Other winners were St Wilfrid’s Church of England Primary School, Grappenhall, Cheshire and St Andrew’s Church of England Primary School, Radcliffe, Greater Manchester.
Ken Nisbet from the WFA came in to the school to present the award to pupils at a special assembly.
Eve Wilson, WFA Trustee and chair of the judging panel, said: “We were delighted to see the entries from schools this year.
“We had a range of projects exploring different aspects of how the Great War affected local people from different parts of the UK.
Their decision to use video as the medium to tell the story of some of our brave Former Pupils was clever and helped to portray this emotive topic in an engaging way.
“Entries included a video, art work and models, a special book and PowerPoint presentations.
“The quality of entries this year was so good that we decided to award three awards of £500 rather than two as had been envisaged.”
Chris Mackay, Head of History at The School of Glasgow Senior School, said: “We are incredibly proud of the hard work put in by S2 to produce winning entries.

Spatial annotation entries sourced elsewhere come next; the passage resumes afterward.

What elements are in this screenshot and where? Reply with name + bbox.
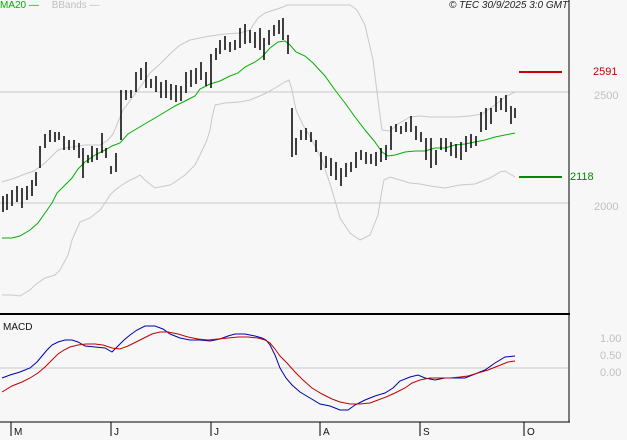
- price-label-2500: 2500: [594, 90, 619, 102]
- resistance-label: 2591: [593, 66, 618, 78]
- macd-signal-line: [1, 331, 516, 405]
- x-axis-ticks: [10, 422, 525, 436]
- support-label: 2118: [570, 171, 594, 183]
- macd-label-0: 0.00: [600, 367, 622, 379]
- macd-panel-title: MACD: [3, 322, 33, 333]
- copyright-timestamp: © TEC 30/9/2025 3:0 GMT: [449, 0, 569, 11]
- price-label-2000: 2000: [594, 201, 619, 213]
- bband-lower-line: [2, 79, 516, 297]
- macd-label-0-5: 0.50: [600, 350, 622, 362]
- macd-label-1: 1.00: [600, 333, 622, 345]
- chart-legend: MA20 — BBands —: [0, 0, 100, 12]
- x-label-jul: J: [214, 427, 219, 438]
- macd-line: [1, 325, 516, 411]
- legend-bbands: BBands —: [51, 0, 100, 11]
- x-label-aug: A: [323, 427, 330, 438]
- price-bars: [2, 18, 516, 212]
- x-label-may: M: [14, 427, 23, 438]
- x-label-jun: J: [114, 427, 119, 438]
- ma20-line: [2, 40, 516, 239]
- x-label-oct: O: [527, 427, 535, 438]
- x-label-sep: S: [423, 427, 430, 438]
- legend-ma20: MA20 —: [0, 0, 39, 11]
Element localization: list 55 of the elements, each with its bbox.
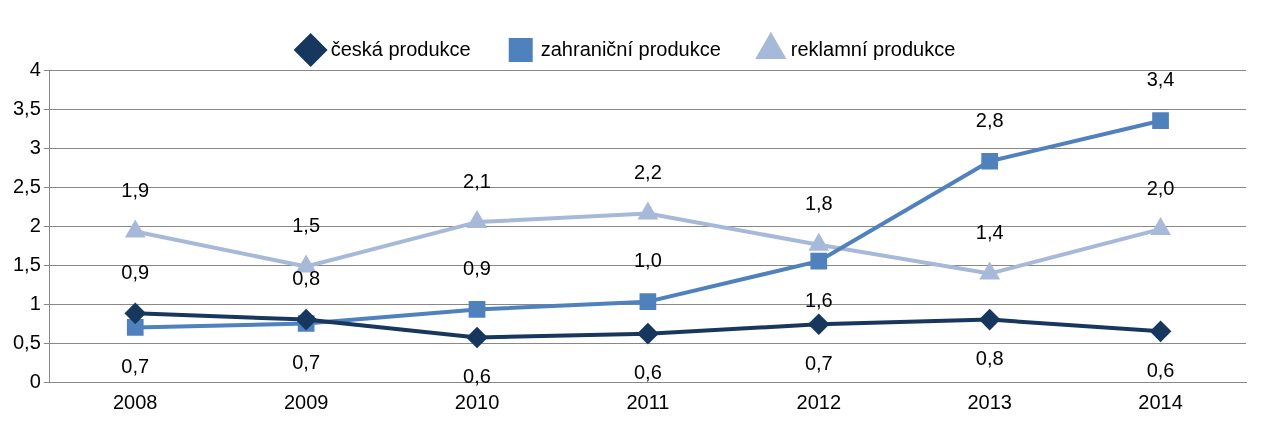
point	[467, 327, 488, 348]
point	[468, 301, 486, 318]
legend-label: česká produkce	[330, 37, 471, 60]
data-label: 0,6	[1146, 358, 1175, 381]
point	[1151, 219, 1170, 236]
y-tick-label: 3,5	[12, 96, 41, 119]
data-label: 0,8	[292, 267, 321, 290]
data-label: 0,6	[463, 365, 491, 388]
x-tick-label: 2009	[283, 390, 329, 413]
data-label: 1,4	[975, 221, 1004, 244]
data-label: 1,8	[804, 192, 833, 215]
point	[637, 323, 658, 344]
y-tick-label: 4	[29, 57, 41, 80]
point	[979, 309, 1000, 330]
data-label: 0,7	[121, 354, 150, 377]
x-tick-label: 2008	[113, 390, 158, 413]
point	[809, 234, 828, 251]
y-tick-label: 1,5	[12, 252, 41, 275]
x-tick-label: 2013	[967, 390, 1012, 413]
data-label: 0,7	[292, 351, 321, 374]
data-label: 1,9	[121, 178, 150, 201]
point	[1150, 321, 1171, 342]
x-tick-label: 2011	[626, 390, 670, 413]
x-tick-label: 2010	[454, 390, 500, 413]
data-label: 1,5	[292, 214, 321, 237]
data-label: 2,0	[1146, 176, 1175, 199]
y-tick-label: 2,5	[12, 174, 41, 197]
y-tick-label: 0,5	[12, 330, 41, 353]
data-label: 0,8	[975, 347, 1004, 370]
data-label: 1,0	[634, 249, 662, 272]
data-label: 0,6	[634, 361, 662, 384]
data-label: 0,9	[463, 256, 491, 279]
legend-label: zahraniční produkce	[540, 37, 721, 60]
point	[126, 319, 144, 336]
y-tick-label: 1	[29, 291, 41, 314]
data-label: 2,8	[975, 108, 1004, 131]
data-label: 1,6	[804, 288, 833, 311]
data-label: 2,1	[463, 169, 491, 192]
legend-label: reklamní produkce	[790, 37, 956, 60]
point	[639, 293, 657, 311]
data-label: 0,7	[804, 351, 833, 374]
y-tick-label: 3	[29, 135, 41, 158]
x-tick-label: 2014	[1138, 390, 1183, 413]
data-label: 3,4	[1146, 68, 1175, 91]
point	[808, 314, 829, 335]
point	[468, 212, 486, 229]
y-tick-label: 0	[29, 369, 41, 392]
point	[296, 309, 317, 330]
data-label: 2,2	[634, 161, 662, 184]
point	[125, 303, 146, 324]
data-label: 0,9	[121, 260, 150, 283]
point	[126, 221, 145, 238]
point	[810, 252, 828, 270]
x-tick-label: 2012	[796, 390, 842, 413]
y-tick-label: 2	[29, 213, 41, 236]
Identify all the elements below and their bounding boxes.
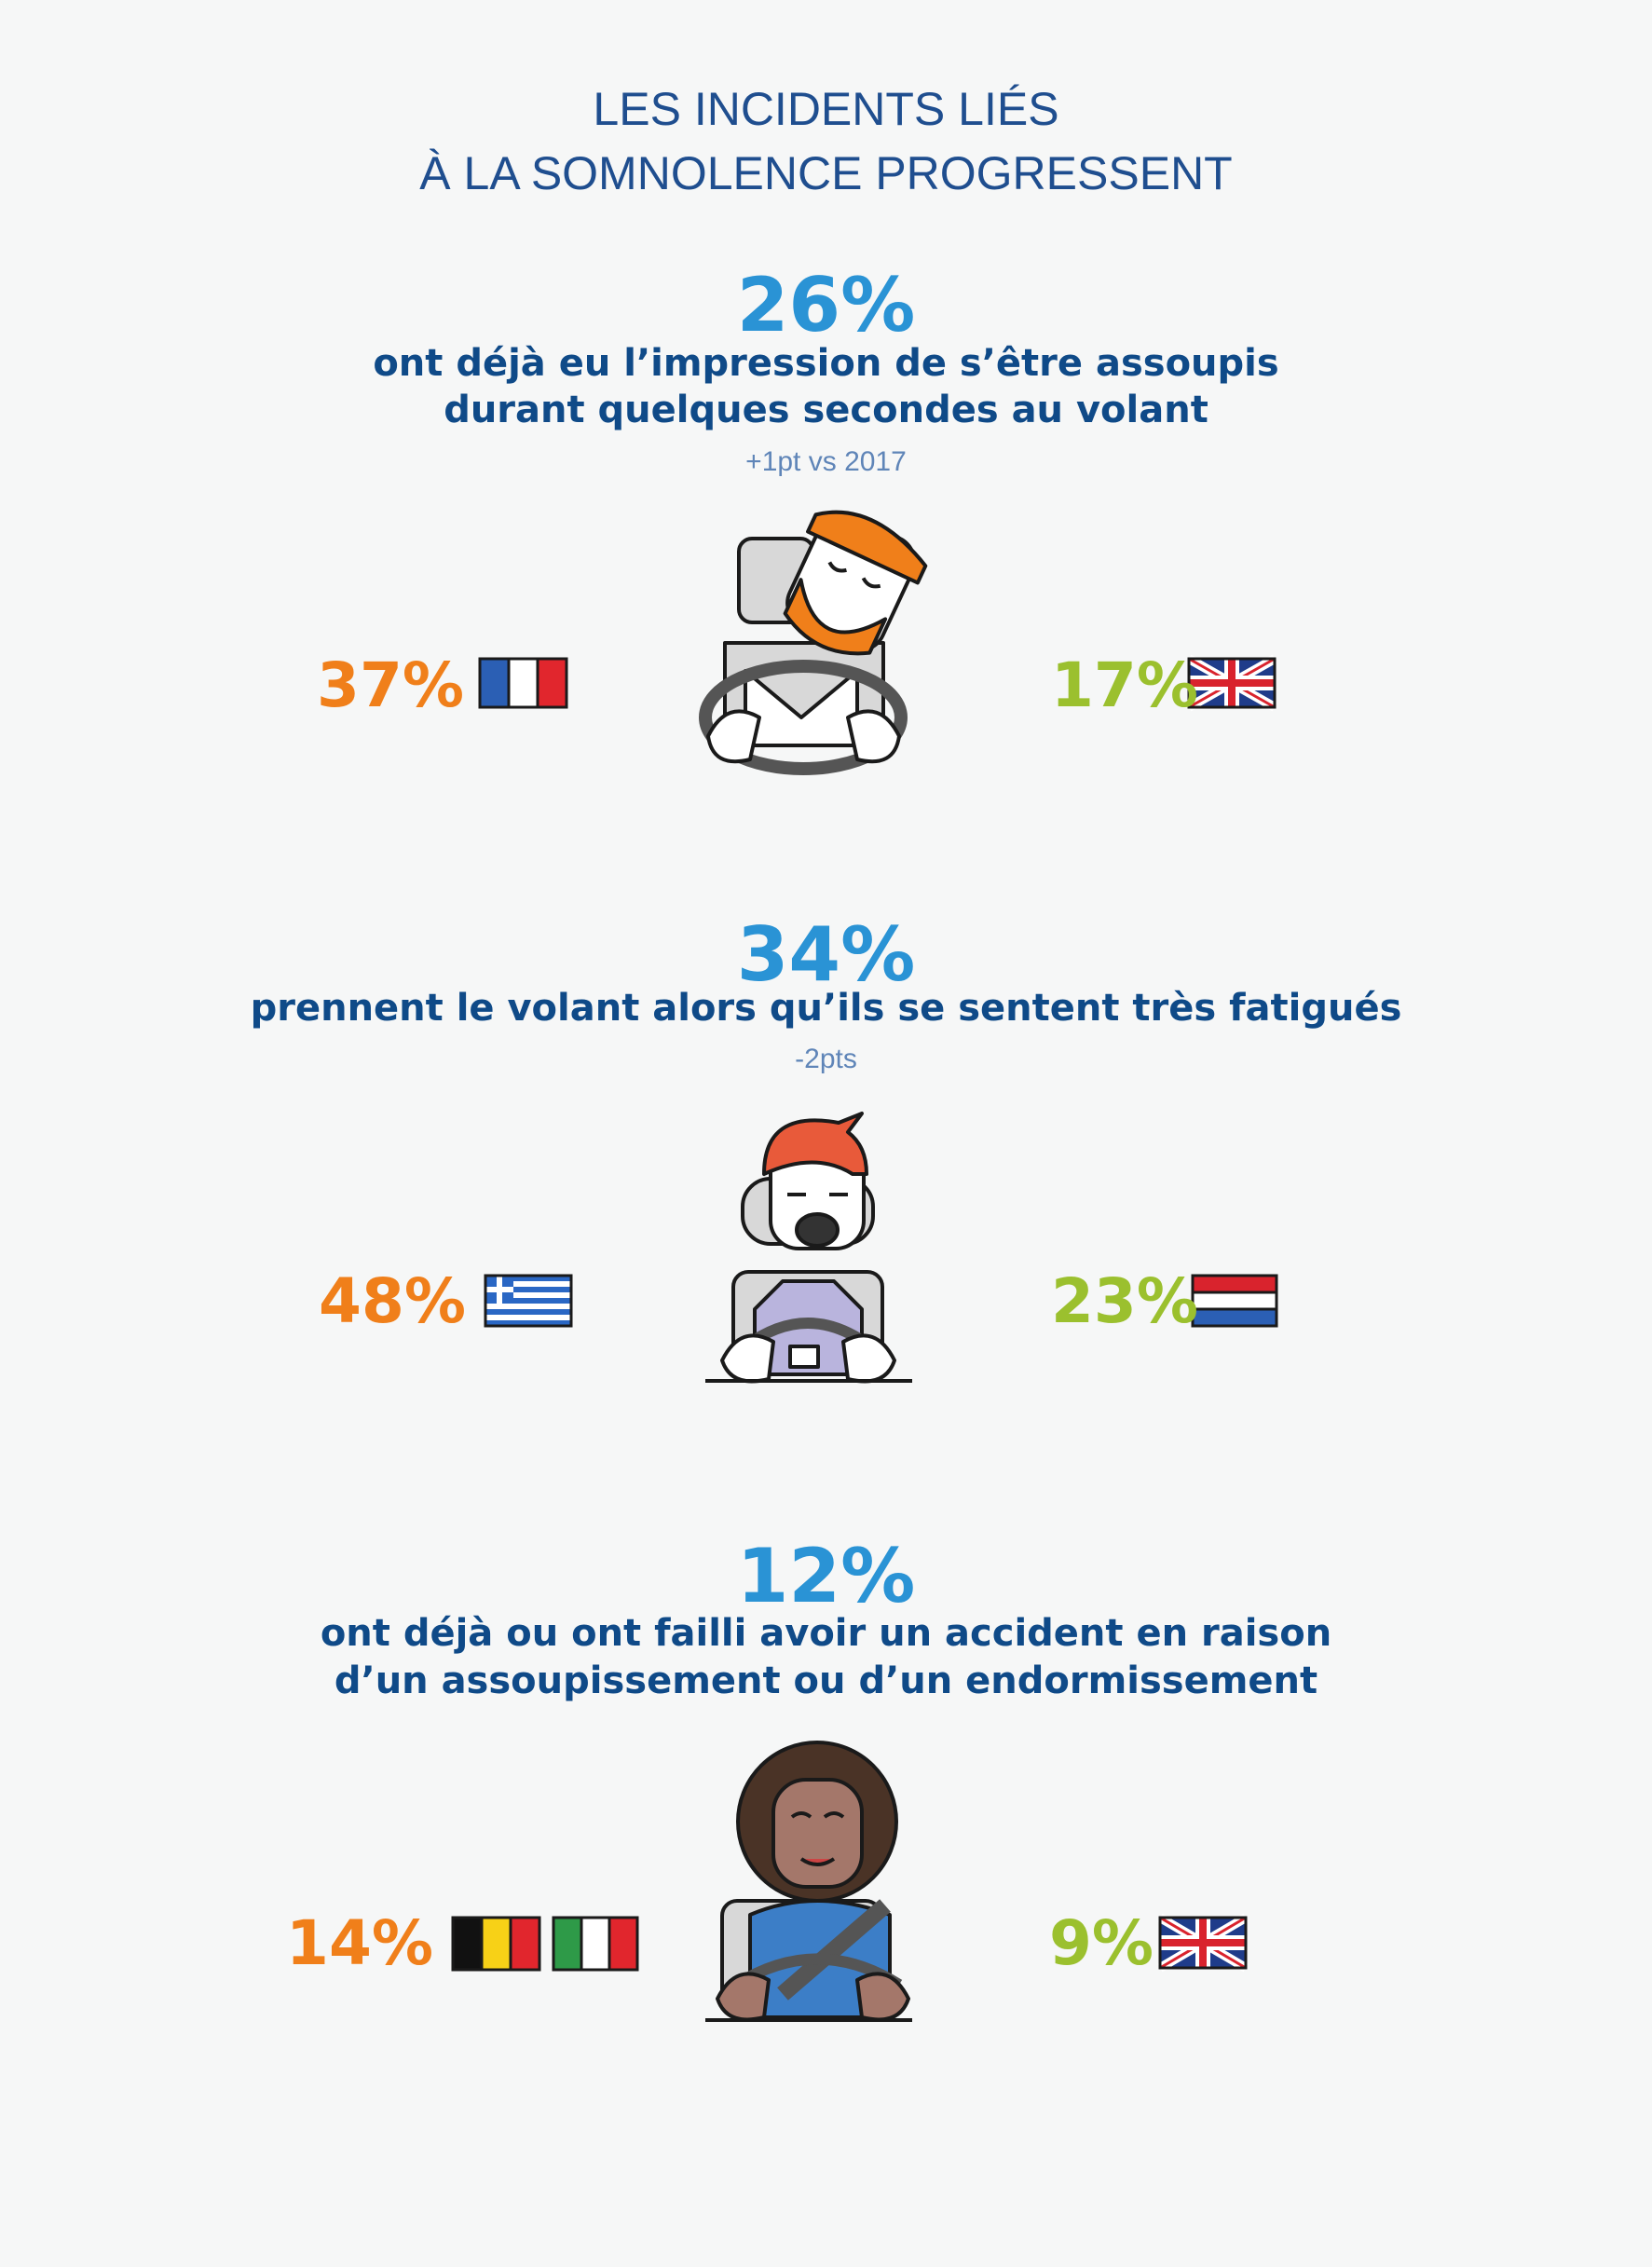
left-value: 48%	[319, 1265, 466, 1337]
driver-illustration	[705, 1112, 912, 1384]
description: d’un assoupissement ou d’un endormisseme…	[334, 1659, 1318, 1702]
right-value: 17%	[1051, 649, 1198, 721]
title-line: LES INCIDENTS LIÉS	[593, 83, 1059, 135]
left-value: 37%	[317, 649, 464, 721]
stat: 34%	[736, 911, 916, 998]
flags	[451, 654, 1278, 1973]
left-value: 14%	[286, 1907, 433, 1979]
driver-illustration	[705, 1741, 912, 2022]
right-value: 23%	[1051, 1265, 1198, 1337]
description: ont déjà ou ont failli avoir un accident…	[320, 1612, 1332, 1655]
description: ont déjà eu l’impression de s’être assou…	[373, 342, 1279, 385]
description: prennent le volant alors qu’ils se sente…	[250, 987, 1402, 1030]
note: +1pt vs 2017	[745, 446, 907, 477]
title-line: À LA SOMNOLENCE PROGRESSENT	[419, 147, 1233, 199]
right-value: 9%	[1049, 1907, 1154, 1979]
stat: 12%	[736, 1533, 916, 1619]
note: -2pts	[795, 1044, 857, 1074]
driver-illustration	[699, 510, 928, 775]
description: durant quelques secondes au volant	[444, 389, 1208, 431]
stat: 26%	[736, 262, 916, 348]
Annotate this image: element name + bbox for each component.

“Their decision to use video as the medium to tell the story of some of our brave Former Pupils was clever and helped to portray this emotive topic in an engaging way.
“Video is fast becoming one of the favoured ways of communicating so not only did the children uncover more about the history of former pupils, they did so in a way that is grounded in the here and now.”
Malcolm Doolin was a Western Front Association (WFA) member and educational consultant who had a passionate interest in the Great War.
The Award in his name aims to encourage research by school children into the First World War in their local area.
The prize money will be used to recognise the role of Mary McArthur, a former pupil of The High School for Girls.
Between 1914-18 she was heavily involved with the National Federation of Women Workers who campaigned for equal pay and better conditions, representing thousands of women who worked in the munitions industry.
The school will be getting a framed picture of Mary and will accompany it with a plaque to mark her story and her contribution to the cause.
The plan is to get this in situ for International Women’s Day in March.